I dieci anni del Pd,
senza più alleati

Il suo decimo compleanno il Partito democratico l’ha celebrato in un momento di sconsolante incertezza. Non che il decennio che sta alle spalle sia stato avaro di tensioni e amarezze, lotte e rancori, quasi tutti attribuibili ad una classe dirigente dove pullulano troppe primedonne. Ma ora questo Pd decenne sa di doversi battere in condizioni di svantaggio con un Movimento 5 Stelle in cima nei sondaggi come primo partito e con un centrodestra rinvigorito dal ritorno di Berlusconi e dal movimentismo di Salvini (sia pure in difficile convivenza tra loro). I democratici invece sono ben distanti da quella soglia del 40% conquistata da Matteo Renzi alle europee del 2014; hanno subito una scissione interna e soprattutto non hanno più intorno a loro qualcuno con cui allearsi.

tante la rancorosa ostilità dell’Mdp di D’Alema e Bersani, che hanno costruito un partito al solo scopo di far naufragare il renzismo e dunque proveranno a sottrarre al Pd ogni voto «progressista», il panorama restante è desolatamente vuoto: Giuliano Pisapia è una presenza ogni giorno più evanescente, priva di seguito e di capacità di leadership; verdi, liberali, montiani, socialisti sono quasi scomparsi, e altro non si vede se non qualche radicale, gli ex berlusconiani di Alfano, un ministro «borghese» come Calenda. Il Pd affronterà le politiche 2018 confidando sull’ auto-sufficienza: ma non come Veltroni l’aveva teorizzato, fondando un partito che doveva essere il contenitore di tutto il riformismo italiano, ma per stretta necessità. E paradossalmente mentre proprio il Pd sta pilotando l’approvazione in Parlamento di una nuova legge elettorale che si propone di agevolare le coalizioni.

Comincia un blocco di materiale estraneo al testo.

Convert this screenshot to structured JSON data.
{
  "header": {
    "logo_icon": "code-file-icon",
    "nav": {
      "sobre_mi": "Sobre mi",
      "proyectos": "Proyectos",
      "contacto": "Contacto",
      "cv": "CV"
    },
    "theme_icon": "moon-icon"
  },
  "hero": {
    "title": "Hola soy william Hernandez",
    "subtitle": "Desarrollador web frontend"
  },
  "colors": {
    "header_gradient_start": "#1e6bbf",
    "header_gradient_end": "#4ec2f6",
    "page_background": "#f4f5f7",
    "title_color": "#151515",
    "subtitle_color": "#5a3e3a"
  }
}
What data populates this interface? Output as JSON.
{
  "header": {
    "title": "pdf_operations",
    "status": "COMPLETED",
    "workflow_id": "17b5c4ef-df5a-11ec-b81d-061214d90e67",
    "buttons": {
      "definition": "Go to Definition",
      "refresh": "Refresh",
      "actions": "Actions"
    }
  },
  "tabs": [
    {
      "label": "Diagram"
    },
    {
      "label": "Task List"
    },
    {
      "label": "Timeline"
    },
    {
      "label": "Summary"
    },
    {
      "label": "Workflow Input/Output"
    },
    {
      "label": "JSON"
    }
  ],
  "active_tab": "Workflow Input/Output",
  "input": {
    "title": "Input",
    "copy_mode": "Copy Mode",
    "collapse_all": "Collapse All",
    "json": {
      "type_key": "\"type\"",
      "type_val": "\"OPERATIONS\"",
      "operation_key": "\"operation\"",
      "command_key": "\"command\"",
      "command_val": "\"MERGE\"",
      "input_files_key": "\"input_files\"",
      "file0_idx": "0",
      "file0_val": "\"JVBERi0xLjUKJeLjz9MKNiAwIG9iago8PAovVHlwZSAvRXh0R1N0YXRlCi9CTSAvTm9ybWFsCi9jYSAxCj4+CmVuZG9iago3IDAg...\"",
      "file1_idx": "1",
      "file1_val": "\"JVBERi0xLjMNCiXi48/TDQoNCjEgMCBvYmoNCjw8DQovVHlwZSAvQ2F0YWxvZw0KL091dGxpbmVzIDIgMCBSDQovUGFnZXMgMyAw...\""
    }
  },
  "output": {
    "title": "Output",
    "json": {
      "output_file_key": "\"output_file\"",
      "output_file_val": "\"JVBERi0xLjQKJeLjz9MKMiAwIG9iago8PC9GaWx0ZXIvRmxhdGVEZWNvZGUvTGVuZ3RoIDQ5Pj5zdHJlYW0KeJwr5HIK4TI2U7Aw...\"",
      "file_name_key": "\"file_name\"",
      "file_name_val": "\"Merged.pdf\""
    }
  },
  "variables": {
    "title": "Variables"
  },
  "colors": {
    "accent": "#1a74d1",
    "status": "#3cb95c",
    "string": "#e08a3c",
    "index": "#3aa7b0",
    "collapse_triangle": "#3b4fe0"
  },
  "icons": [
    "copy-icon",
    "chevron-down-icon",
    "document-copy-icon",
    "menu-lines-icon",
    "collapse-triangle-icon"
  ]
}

«Senza il Pd il populismo e le destre non si battono» ripeteva ieri Renzi al teatro Eliseo nella cerimonia per festeggiare il compleanno. Vero, il problema però è che il Pd dovrebbe battere gli avversari con le sue uniche forze, e cioè – secondo lo schema del Rosatellum – ripetere il miracolo del 40% dei voti per conquistare la maggioranza assoluta dei seggi alla Camera e al Senato. Ipotesi che persino Renzi definisce «difficile», tant’è che la vulgata di Montecitorio dice – qualunque cosa racconti Berlusconi in queste ore – che nella prossima legislatura l’unica strada percorribile sarà quella di un governo di larga coalizione destra-sinistra con il compito di sbarrare la porta di Palazzo Chigi in faccia a Grillo e ai suoi ragazzi. Sempre che, beninteso, quella «grande coalizione» abbia i numeri sufficienti per mettere in piedi un governo.

Soli in battaglia ma anche soli in casa. Ieri all’Eliseo non c’erano i fondatori del Pd, a parte Veltroni e il generoso Franco Marini. Non c’era Romano Prodi, e nemmeno Arturo Parisi, e come loro assenti Enrico Letta, Francesco Rutelli (il segretario della Margherita che unì con i Ds di Fassino e appunto diede luogo al PD), la Bindi, la coppia D’Alema-Bersani. Si dirà: in fondo, è l’effetto della «rottamazione» dei vecchi grazie alla quale il meno che quarantenne Renzi conquistò la scena, il partito e poi il governo. Non è del tutto così. Perché oggi Renzi avrebbe voluto Prodi sul palco, ed è sicuramente danneggiato dall’uscita di D’Alema e Bersani (che si portano via 3 o 4 punti percentuali di voti) e persino Rutelli sarebbe stato gradito considerando che dietro di lui si fecero le ossa quelli che comandano oggi a cominciare proprio da Renzi e Gentiloni. Addirittura Parisi ha detto che questo compleanno è un giorno «di lutto e non di festa». Che non sono proprio parole gradevoli per un compleanno, diciamo.

E tuttavia il partito di Renzi, Gentiloni, ma anche di Franceschini, Fassino, Delrio, Boschi, Minniti, Orlando, dei sindaci e di tutta la compagnia dei quarantenni dovrà reggere la botta e conquistarsi palmo a palmo il terreno. Con una consolazione: i riformisti che non vogliono vedere al governo Berlusconi, Salvini o Grillo solo a loro possono aggrapparsi. Se non per amore, almeno per interesse.